Fiat 131 Abarth Rally: l’italiana che collezionava Mondiali

I cinque titoli iridati conquistati valsero l'immortalità

Fiat 131 Abarth Rally

I “diversamente giovani” probabilmente la conoscono già, gli altri troveranno interessante la storia che ci apprestiamo a raccontare. Primo, è un’eccellenza italiana. Secondo, richiama con la mente e con i cuori a un periodo felice. Eventi socio-politici sconvolgevano sì il Paese. In fondo in fondo però regnava ottimismo sul futuro. Ecco perché la Fiat 131 Abarth Rally è così tanto speciale.

Fiat 131 Abarth Rally: una tempra da leader

Assurdo, ma un dato di fatto: in pochi ricollegano la tre volumi torinese al rally. E invece vanta un palmares invidiabile, costituito da 3 campionati del mondo costruttori e 2 piloti. In vista del Giro d’Italia 1975, il Lingotto appronta il prototipo Abarth 031, che conquista con Giorgio Pianta “al timone”. Il motore è un quattro cilindri 1.995 cc visto sulla Fiat 132, dotato di distribuzione a doppio albero a camme in testa, che comandano quattro valvole per cilindro. A fornire una spinta supplementare nella versione da gara l’iniezione meccanica Kugelfischer, per 215 cv, a 7.000 giri e una coppia massima di 230 Nm a 5.600 giri. In abbinamento, un cambio manuale a cinque marce con innesti frontali. I freni a disco hanno un diametro di 300 mm sull’anteriore e 252 mm sul posteriore. Il servofreno a doppie pompe prevede bilanciere di ripartizione. Riguardo alle sospensioni, la scelta ricade sui montanti telescopici McPherson, con bracci oscillanti e puntoni di reazione, coadiuvati da una barra antirollio. Le ruote calzano pneumatici Pirelli P7 285/35 VR15.

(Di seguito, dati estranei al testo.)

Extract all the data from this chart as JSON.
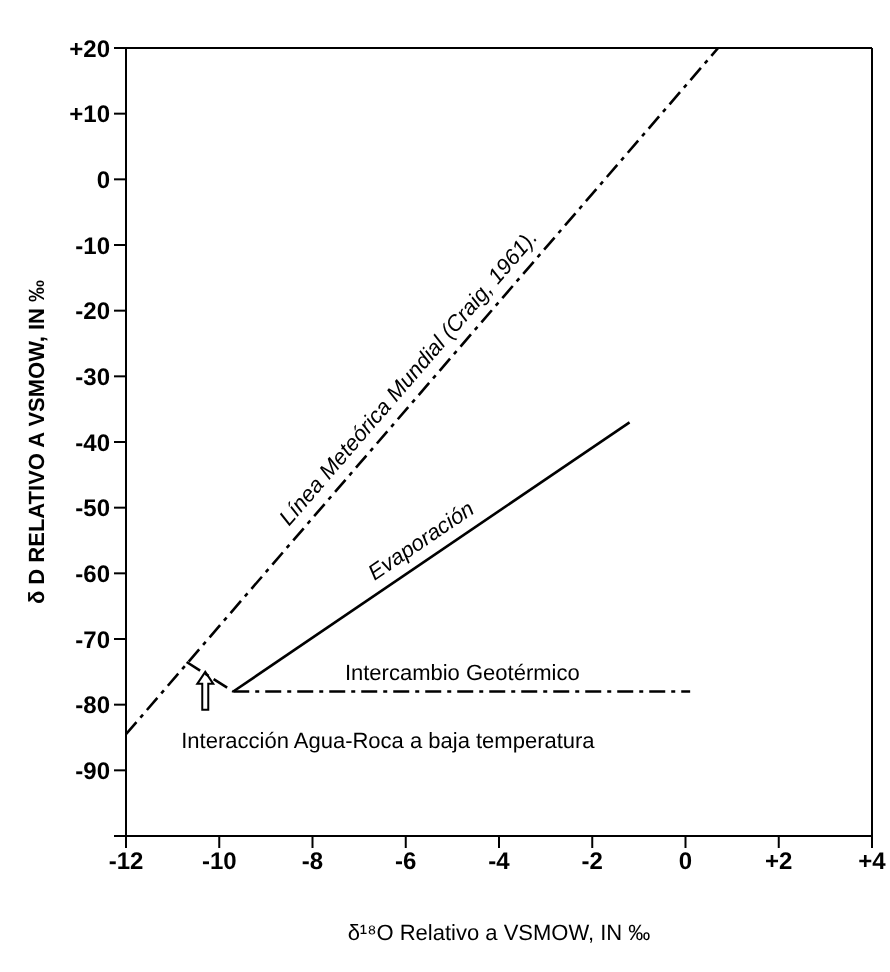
{
  "chart_data": {
    "type": "line",
    "xlabel": "δ¹⁸O  Relativo a VSMOW, IN ‰",
    "ylabel": "δ D RELATIVO A VSMOW, IN ‰",
    "xlim": [
      -12,
      4
    ],
    "xticks": [
      -12,
      -10,
      -8,
      -6,
      -4,
      -2,
      0,
      {
        "value": 2,
        "label": "+2"
      },
      {
        "value": 4,
        "label": "+4"
      }
    ],
    "ylim": [
      -100,
      20
    ],
    "yticks": [
      {
        "value": 20,
        "label": "+20"
      },
      {
        "value": 10,
        "label": "+10"
      },
      0,
      -10,
      -20,
      -30,
      -40,
      -50,
      -60,
      -70,
      -80,
      -90,
      {
        "value": -100,
        "label": null
      }
    ],
    "marker": "none",
    "series": [
      {
        "name": "Línea Meteórica Mundial (Craig, 1961).",
        "color": "#000000",
        "line_style": "dashed",
        "x": [
          -12,
          0.7
        ],
        "values": [
          -84.5,
          20
        ]
      },
      {
        "name": "Evaporación",
        "color": "#000000",
        "line_style": "solid",
        "x": [
          -9.7,
          -1.2
        ],
        "values": [
          -78,
          -37
        ]
      },
      {
        "name": "Intercambio Geotérmico",
        "color": "#000000",
        "line_style": "dashed",
        "x": [
          -9.7,
          0.1
        ],
        "values": [
          -78,
          -78
        ]
      },
      {
        "color": "#000000",
        "line_style": "dashed",
        "x": [
          -10.7,
          -9.7
        ],
        "values": [
          -73.5,
          -78
        ]
      }
    ],
    "annotations": [
      {
        "text": "Interacción Agua-Roca a baja temperatura",
        "x": -10.3,
        "y": -75
      }
    ]
  }
}
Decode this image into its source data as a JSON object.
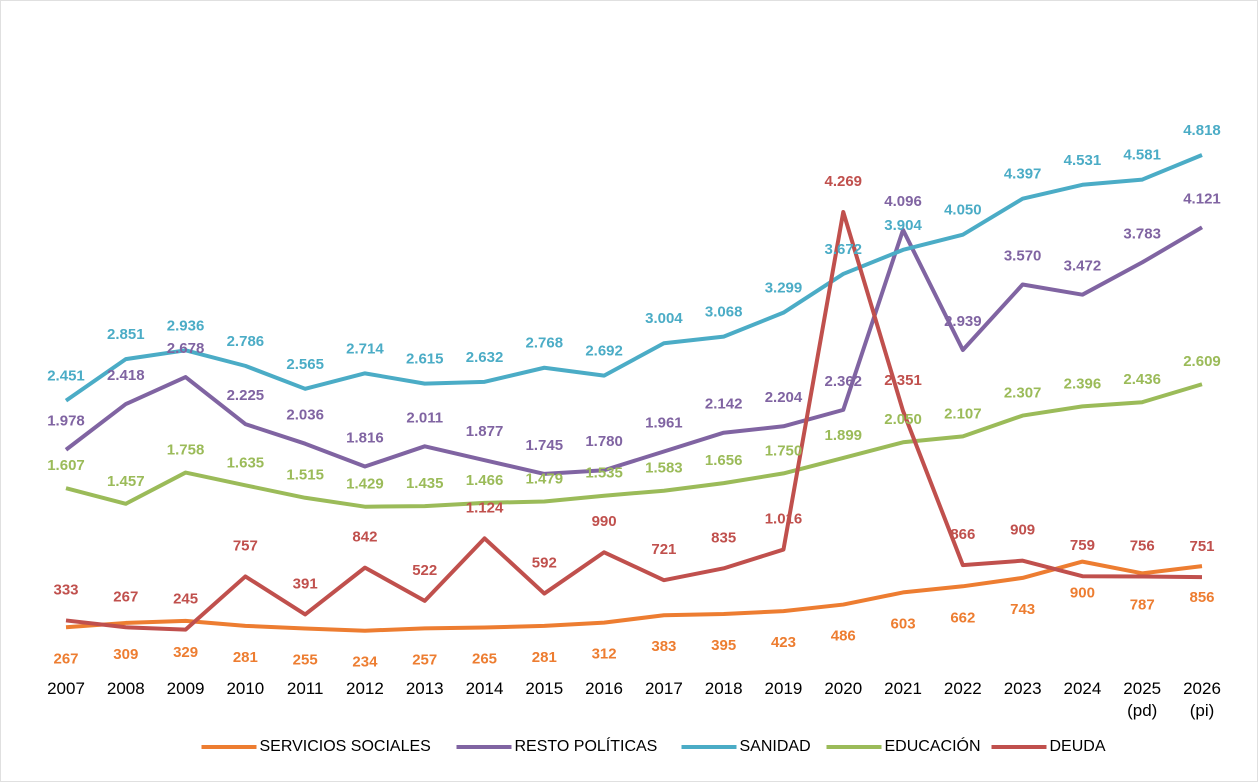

C’è anche la controparte stradale

Nel 1976 il programma della Lancia Stratos viene sospeso per convogliare le energie interamente sulla Fiat 131 Abarth Rally, ormai veicolo di punta nei rally. A bordo, il finlandese Markku Alén conquista la prima gara del mondiale in casa, il Rally 1000 Laghi del 1976. Si apre un ciclo vincente: dopo il Mondiale costruttori 1977, nel 1978 e nel 1980 arriva la doppietta Costruttori – Piloti (prima con Alen poi con Röhrl). Per ottenere l’omologazione alle corse, in parallelo prende vita la Fiat 131 Abarth stradale. Gli ingegneri rimpiazzano pannelli della carrozzeria in vetroresina e, mediante alcuni pezzi in alluminio, abbassano il peso a 930 kg. Sotto il cofano sostituiscono l’1.8 della 124 con un più prestante quattro cilindri 2.0 da 215 Cv, che diventano 230 in seguito all’adozione dell’iniezione Kugelfisher. Della produzione, fissata a 400 esemplari, se ne prende carico la Bertone.